I feel I have been given clarity and given a second chance at life. I walk the path of a healer, of an empath, of someone who is given sacred knowledge, but also burdened with the truth of life and death. To say there's nothing but what we can physically see is an answer much easier to accept in life, but it doesn't mean it's truth. It means nothing of what we do in our life has an effect, has no consequence, and given no meaning. Who are we to worry about what comes after life when we won't be there to experience it, right? But the truth of what a shaman holds is ancestral knowledge. It is an understanding of the universe, of the spirits, of nature, of everything physical and metaphysical interacting and affecting each other. It is much like that of a dance. We dance because we simply want to. We get sweaty, we get muscle soreness, but that feeling a dancer gets is everything above and more than just the physical movements. And those experiences is like the path and the knowledge of a shaman. We are everything physical yet walking that line of the things we cannot see, touch, smell, or taste.



I want to share some of my thoughts and experiences on the challenges of being a Hmong shaman. Some of these things elder shamans don't like to express mainly because talking about our emotions and feelings are somewhat taboo, especially for elder male shamans like my grandparents and great grandparents generation. One of the challenges I am still learning to overcome is the feeling of just not being competent enough when people, family, friends, and the community come to me seeking answers. Especially true when I first started by journey in my early 20s, I felt like I was just a college kid who had no idea what I was doing. At that stage in my shaman journey and in my life in general I was still searching for my own path.

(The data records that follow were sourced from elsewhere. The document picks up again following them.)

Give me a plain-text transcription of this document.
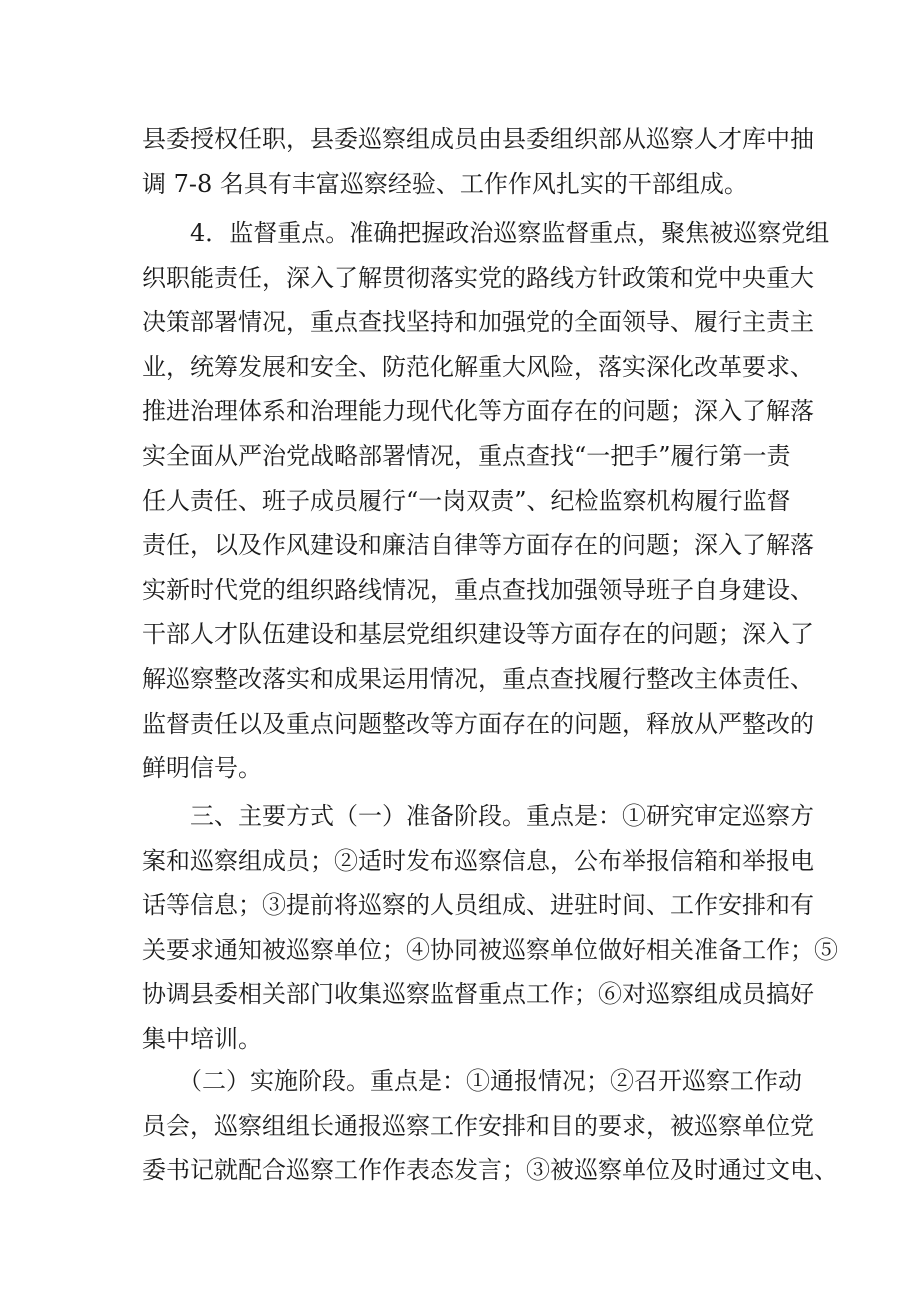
县委授权任职，县委巡察组成员由县委组织部从巡察人才库中抽
调 7-8 名具有丰富巡察经验、工作作风扎实的干部组成。
　　4．监督重点。准确把握政治巡察监督重点，聚焦被巡察党组
织职能责任，深入了解贯彻落实党的路线方针政策和党中央重大
决策部署情况，重点查找坚持和加强党的全面领导、履行主责主
业，统筹发展和安全、防范化解重大风险，落实深化改革要求、
推进治理体系和治理能力现代化等方面存在的问题；深入了解落
实全面从严治党战略部署情况，重点查找“一把手”履行第一责
任人责任、班子成员履行“一岗双责”、纪检监察机构履行监督
责任，以及作风建设和廉洁自律等方面存在的问题；深入了解落
实新时代党的组织路线情况，重点查找加强领导班子自身建设、
干部人才队伍建设和基层党组织建设等方面存在的问题；深入了
解巡察整改落实和成果运用情况，重点查找履行整改主体责任、
监督责任以及重点问题整改等方面存在的问题，释放从严整改的
鲜明信号。
　　三、主要方式（一）准备阶段。重点是：①研究审定巡察方
案和巡察组成员；②适时发布巡察信息，公布举报信箱和举报电
话等信息；③提前将巡察的人员组成、进驻时间、工作安排和有
关要求通知被巡察单位；④协同被巡察单位做好相关准备工作；⑤
协调县委相关部门收集巡察监督重点工作；⑥对巡察组成员搞好
集中培训。
　　（二）实施阶段。重点是：①通报情况；②召开巡察工作动
员会，巡察组组长通报巡察工作安排和目的要求，被巡察单位党
委书记就配合巡察工作作表态发言；③被巡察单位及时通过文电、
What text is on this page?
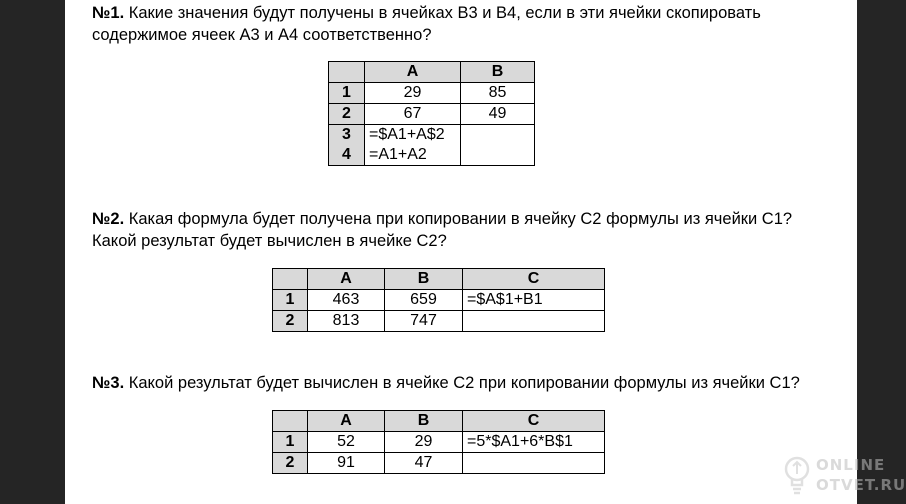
№1. Какие значения будут получены в ячейках B3 и B4, если в эти ячейки скопировать
содержимое ячеек A3 и A4 соответственно?

	A	B
1	29	85
2	67	49
3	=$A1+A$2	
4	=A1+A2	

№2. Какая формула будет получена при копировании в ячейку C2 формулы из ячейки C1?
Какой результат будет вычислен в ячейке C2?

	A	B	C
1	463	659	=$A$1+B1
2	813	747	

№3. Какой результат будет вычислен в ячейке C2 при копировании формулы из ячейки C1?

	A	B	C
1	52	29	=5*$A1+6*B$1
2	91	47		ONLINE
OTVET.RU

I had no idea what I wanted to do with my life and I always just took whatever opportunity life threw at me. Then here I was trying to help someone else with spiritual problems and sicknesses. It was hard and continues to be hard because I have that feeling of not having enough knowledge of my own culture. I have these feelings of uncertainty if what I'm doing is actually helping. I've had cases and clients who, although I knew the outcome would be bad, I could only give positive answers and pray and hope deeply that they would recover, only to know deep down they will not. I've had clients who have passed away a few days or weeks after seeking help from me. And this is a reminder to me that each of us are on our own path, we have our own karma, we have our own purpose and it doesn't matter what we do, we cannot change the outcome of someone's timeline. It use to affect me deeply when client's pass away or when I know they won't become better...unfortunately this is just something all people, not just shamans, have to go through.

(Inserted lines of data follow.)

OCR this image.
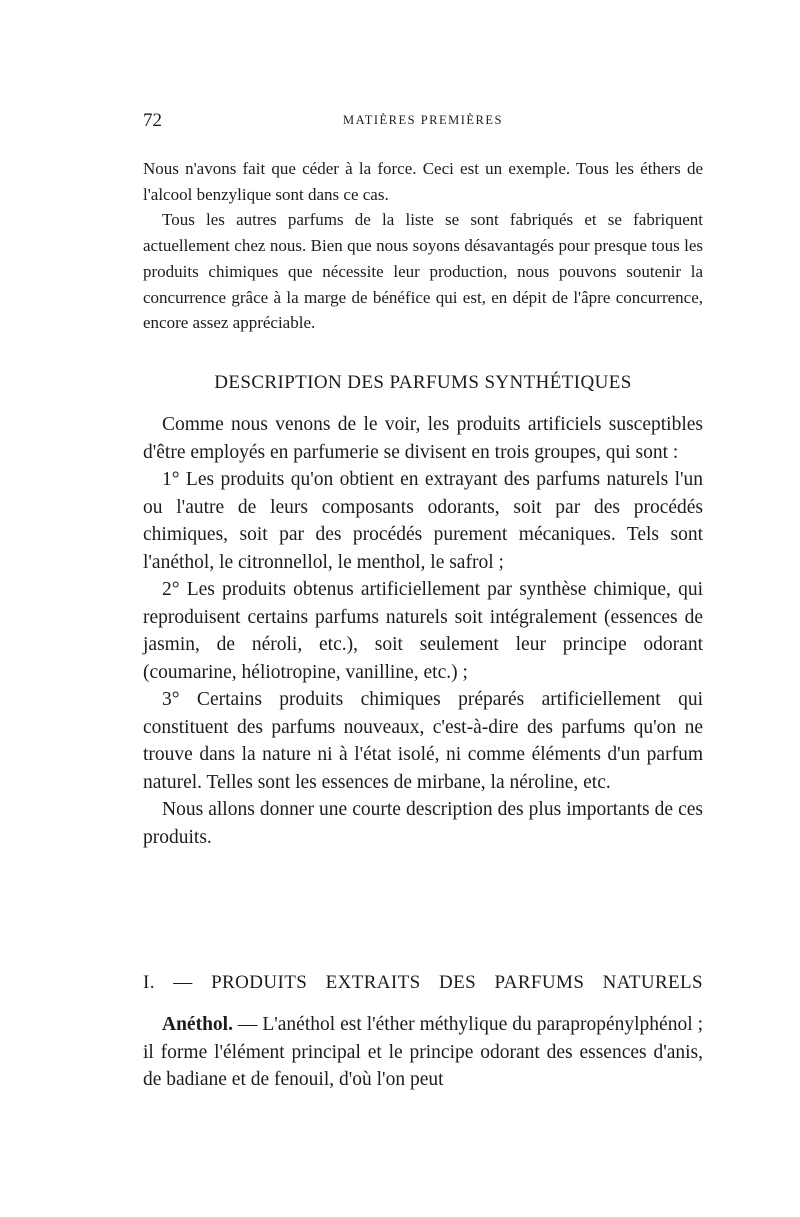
72	MATIÈRES PREMIÈRES

Nous n'avons fait que céder à la force. Ceci est un exemple. Tous les éthers de l'alcool benzylique sont dans ce cas.

Tous les autres parfums de la liste se sont fabriqués et se fabriquent actuellement chez nous. Bien que nous soyons désavantagés pour presque tous les produits chimiques que nécessite leur production, nous pouvons soutenir la concurrence grâce à la marge de bénéfice qui est, en dépit de l'âpre concurrence, encore assez appréciable.

DESCRIPTION DES PARFUMS SYNTHÉTIQUES

Comme nous venons de le voir, les produits artificiels susceptibles d'être employés en parfumerie se divisent en trois groupes, qui sont :

1° Les produits qu'on obtient en extrayant des parfums naturels l'un ou l'autre de leurs composants odorants, soit par des procédés chimiques, soit par des procédés purement mécaniques. Tels sont l'anéthol, le citronnellol, le menthol, le safrol ;

2° Les produits obtenus artificiellement par synthèse chimique, qui reproduisent certains parfums naturels soit intégralement (essences de jasmin, de néroli, etc.), soit seulement leur principe odorant (coumarine, héliotropine, vanilline, etc.) ;

3° Certains produits chimiques préparés artificiellement qui constituent des parfums nouveaux, c'est-à-dire des parfums qu'on ne trouve dans la nature ni à l'état isolé, ni comme éléments d'un parfum naturel. Telles sont les essences de mirbane, la néroline, etc.

Nous allons donner une courte description des plus importants de ces produits.

I. — PRODUITS EXTRAITS DES PARFUMS NATURELS

Anéthol. — L'anéthol est l'éther méthylique du parapropénylphénol ; il forme l'élément principal et le principe odorant des essences d'anis, de badiane et de fenouil, d'où l'on peut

In the beginning of my path, I often felt like I was changing and given all this new information about what being a healer meant. Yet, everything and everyone around me stayed the same. I actually didn't know how to cope and deal with what I was going through intrinsically so I mainly kept my feelings and emotions to myself. I often felt like crying because I felt alone and not sure who to turn to that would understand. Even I, myself, didn't understand what was going on with me and how this path was going to change and impact my life and my family. And especially true in the very beginning stages of becoming a Hmong shaman, I was just very sensitive. Some shamans are energy readers and as you embark your new path you can sense everyone and their vibe, feelings, and emotions. I would walk into a friend or family member's home and I could sense the energy, the vibes in the room of the people, and it'd often become overwhelming. Sometimes too, spirits in the room or in the environment become overwhelming. And in these situations I'd simply leave. Even today when the energy in the room becomes too much to bare. I just leave the room or just go home. Being a shaman has impacted my professional life as well; having to take on careers or jobs that dealt less with people on a personal because the energy was too much to bare. I've had to learn to be okay removing myself from old relationships with friends and even family, and creating a new space that works for me. This means carving out space to be okay and I think this can be applied to all walks and parts of our life.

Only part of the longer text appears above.